In the processing system and/or the processing mechanism which has been proposed in general, various devises are structured in consideration of an improvement in utilization efficiency of available resource (arithmetic processing unit). However, no consideration is made on the contents of the arithmetic operations to be executed, and it is premised that all arithmetic operations are executed. In the aforementioned parallel arithmetic processing unit, for example, local memory addresses are supplied to the processing units P# in common to read the weight data, and arithmetic operations are executed on all output state values S and all effective errors .delta.. In the conventional parallelization method, therefore, it is impossible in principle to make high-speed processing exceeding the so-called "peak performance" indicating processability in parallel operations of all resources.
Such non-dependence on the contents of individual arithmetic operations guarantees versatility of the contents of processing, and is regarded as necessary for ensuring easiness in design by standardization of the processing mechanism.
When the contents of the arithmetic operations are predictable to some extent, however, it may be possible to arrange the individual processing contents for effectively improving the processability. The term "content" of each processing indicates "the content of single integrated processing" such as "calculation of membrane potential of every neuron", for example, and the term "content" of each arithmetic processing indicates "content of each arithmetic operation executed in certain processing" such as individual input data and arithmetic result data in the product of one weight data (synapse load value) in membrane potential calculation and an output state value, for example.
Namely, when it is determinable that a predicted content of arithmetic processing has only a negligible influence in the processing, it is possible to omit this arithmetic processing and that utilizing the result thereof, thereby reducing the processing time. However, a structure of changing a subsequent procedure in consideration of the content of individual arithmetic processing has not yet been implemented.
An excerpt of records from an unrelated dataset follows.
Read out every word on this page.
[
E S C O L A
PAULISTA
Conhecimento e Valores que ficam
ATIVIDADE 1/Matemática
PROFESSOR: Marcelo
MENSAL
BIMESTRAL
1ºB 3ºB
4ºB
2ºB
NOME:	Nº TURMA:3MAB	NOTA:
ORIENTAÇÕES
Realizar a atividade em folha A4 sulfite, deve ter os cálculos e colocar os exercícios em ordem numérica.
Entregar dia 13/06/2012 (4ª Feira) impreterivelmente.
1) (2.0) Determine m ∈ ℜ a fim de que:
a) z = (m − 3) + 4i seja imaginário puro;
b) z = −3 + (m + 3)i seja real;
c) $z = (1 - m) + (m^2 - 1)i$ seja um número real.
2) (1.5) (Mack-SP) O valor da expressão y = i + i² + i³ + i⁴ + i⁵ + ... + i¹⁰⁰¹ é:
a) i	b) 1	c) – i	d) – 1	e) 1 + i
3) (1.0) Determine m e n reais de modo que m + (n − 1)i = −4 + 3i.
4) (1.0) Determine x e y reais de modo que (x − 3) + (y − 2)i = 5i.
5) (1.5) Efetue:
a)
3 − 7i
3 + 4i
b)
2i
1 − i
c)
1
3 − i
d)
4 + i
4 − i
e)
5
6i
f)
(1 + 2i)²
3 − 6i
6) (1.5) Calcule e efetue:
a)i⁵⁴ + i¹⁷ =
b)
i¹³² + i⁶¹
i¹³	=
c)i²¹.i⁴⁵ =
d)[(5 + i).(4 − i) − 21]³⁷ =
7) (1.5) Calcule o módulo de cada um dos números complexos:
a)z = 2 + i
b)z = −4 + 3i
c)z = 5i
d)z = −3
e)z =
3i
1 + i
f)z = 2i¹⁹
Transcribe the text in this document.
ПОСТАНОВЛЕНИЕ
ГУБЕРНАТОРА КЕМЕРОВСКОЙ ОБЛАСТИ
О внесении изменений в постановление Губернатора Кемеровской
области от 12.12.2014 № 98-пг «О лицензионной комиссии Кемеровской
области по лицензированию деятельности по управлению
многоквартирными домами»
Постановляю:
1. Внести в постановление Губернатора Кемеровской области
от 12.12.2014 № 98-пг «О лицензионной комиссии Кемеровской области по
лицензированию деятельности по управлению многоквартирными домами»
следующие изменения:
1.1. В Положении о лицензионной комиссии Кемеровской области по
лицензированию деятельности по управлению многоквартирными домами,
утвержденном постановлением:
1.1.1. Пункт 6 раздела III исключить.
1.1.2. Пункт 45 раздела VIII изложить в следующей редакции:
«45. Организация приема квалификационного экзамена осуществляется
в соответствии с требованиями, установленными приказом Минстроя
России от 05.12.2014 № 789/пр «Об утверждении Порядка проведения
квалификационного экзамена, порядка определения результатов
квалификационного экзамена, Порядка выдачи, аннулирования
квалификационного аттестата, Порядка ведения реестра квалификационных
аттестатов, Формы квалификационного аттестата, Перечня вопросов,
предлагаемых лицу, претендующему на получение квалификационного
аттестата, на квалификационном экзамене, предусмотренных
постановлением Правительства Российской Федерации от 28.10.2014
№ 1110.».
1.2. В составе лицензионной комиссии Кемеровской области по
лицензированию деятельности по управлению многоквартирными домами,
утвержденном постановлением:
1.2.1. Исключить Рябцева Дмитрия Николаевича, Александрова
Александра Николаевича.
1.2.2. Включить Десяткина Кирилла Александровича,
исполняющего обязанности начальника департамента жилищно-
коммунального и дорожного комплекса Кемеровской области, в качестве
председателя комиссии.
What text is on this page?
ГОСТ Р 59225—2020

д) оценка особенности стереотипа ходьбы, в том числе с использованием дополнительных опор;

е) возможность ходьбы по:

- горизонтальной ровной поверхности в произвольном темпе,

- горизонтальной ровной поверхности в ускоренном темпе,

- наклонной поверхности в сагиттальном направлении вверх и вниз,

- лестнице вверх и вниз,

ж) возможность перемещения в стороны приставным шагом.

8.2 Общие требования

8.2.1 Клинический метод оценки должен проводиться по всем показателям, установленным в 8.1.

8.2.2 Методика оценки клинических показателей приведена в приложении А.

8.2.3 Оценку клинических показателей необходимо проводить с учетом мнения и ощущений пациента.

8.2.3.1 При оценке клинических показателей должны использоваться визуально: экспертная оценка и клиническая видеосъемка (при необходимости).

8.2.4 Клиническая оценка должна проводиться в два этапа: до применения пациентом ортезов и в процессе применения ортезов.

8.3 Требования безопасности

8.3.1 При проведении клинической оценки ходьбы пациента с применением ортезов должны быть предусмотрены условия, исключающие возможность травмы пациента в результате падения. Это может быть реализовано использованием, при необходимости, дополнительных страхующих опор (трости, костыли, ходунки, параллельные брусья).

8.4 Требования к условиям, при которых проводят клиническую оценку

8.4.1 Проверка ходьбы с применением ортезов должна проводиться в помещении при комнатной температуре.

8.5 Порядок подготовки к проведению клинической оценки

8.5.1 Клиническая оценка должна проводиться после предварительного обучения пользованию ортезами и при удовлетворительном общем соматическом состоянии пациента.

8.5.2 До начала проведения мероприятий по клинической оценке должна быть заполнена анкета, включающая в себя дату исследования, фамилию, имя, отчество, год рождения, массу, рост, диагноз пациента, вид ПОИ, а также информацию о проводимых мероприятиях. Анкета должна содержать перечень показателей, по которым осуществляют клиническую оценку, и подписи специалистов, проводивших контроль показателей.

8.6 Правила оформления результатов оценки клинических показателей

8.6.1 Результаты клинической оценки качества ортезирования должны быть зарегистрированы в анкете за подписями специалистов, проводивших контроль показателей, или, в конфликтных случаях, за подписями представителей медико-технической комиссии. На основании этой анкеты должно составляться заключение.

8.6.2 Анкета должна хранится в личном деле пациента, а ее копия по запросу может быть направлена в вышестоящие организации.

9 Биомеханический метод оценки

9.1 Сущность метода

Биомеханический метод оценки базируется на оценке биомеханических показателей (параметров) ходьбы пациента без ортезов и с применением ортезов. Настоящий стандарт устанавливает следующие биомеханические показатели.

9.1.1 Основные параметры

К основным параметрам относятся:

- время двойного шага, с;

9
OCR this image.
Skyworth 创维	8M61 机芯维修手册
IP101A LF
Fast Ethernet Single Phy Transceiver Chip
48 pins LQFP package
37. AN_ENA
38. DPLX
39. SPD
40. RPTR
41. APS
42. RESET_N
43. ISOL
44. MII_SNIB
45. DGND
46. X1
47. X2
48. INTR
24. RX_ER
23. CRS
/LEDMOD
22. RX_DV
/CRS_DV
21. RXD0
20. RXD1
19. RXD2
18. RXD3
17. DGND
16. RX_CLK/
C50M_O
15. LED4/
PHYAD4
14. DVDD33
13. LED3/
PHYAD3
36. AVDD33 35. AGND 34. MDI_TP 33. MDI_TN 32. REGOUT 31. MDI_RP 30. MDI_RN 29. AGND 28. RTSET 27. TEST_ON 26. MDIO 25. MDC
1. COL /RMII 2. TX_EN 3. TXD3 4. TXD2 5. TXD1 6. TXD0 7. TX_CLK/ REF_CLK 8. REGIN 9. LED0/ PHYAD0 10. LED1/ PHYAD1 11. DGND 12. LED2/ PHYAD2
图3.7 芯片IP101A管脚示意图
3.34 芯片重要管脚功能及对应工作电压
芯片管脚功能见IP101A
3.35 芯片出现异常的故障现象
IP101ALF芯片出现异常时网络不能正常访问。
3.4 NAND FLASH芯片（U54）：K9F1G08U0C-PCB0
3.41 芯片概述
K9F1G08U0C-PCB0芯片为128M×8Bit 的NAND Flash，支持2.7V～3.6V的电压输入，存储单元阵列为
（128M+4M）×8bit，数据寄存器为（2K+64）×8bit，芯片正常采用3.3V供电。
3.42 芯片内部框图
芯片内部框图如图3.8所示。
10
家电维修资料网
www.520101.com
In the prior art shown in FIG. 54, for example, the output state values S and the effective errors .delta. are stored in the ring register and successively shifted to execute arithmetic operations. When certain output state values Si or certain effective errors .delta.i have small values which exert no influence on membrane potential calculation and error calculation, it is possible to reduce the number of arithmetic processing times by omitting arithmetic operations related to these numeric data, thereby reducing the processing time. In the structure of this prior art, however, the addresses are supplied to the local memories in common to successively read the weight data. When the data are stored in the ring register with omission of small value numeric data, therefore, the weight data cannot be read from the local memories in correspondence to the numeric data stored in the ring register, and hence no correct arithmetic operations can be performed. In this prior art, further, no consideration is made on a structure of omitting fine data values when such output state values or effective errors reach small values in the process of the arithmetic operations.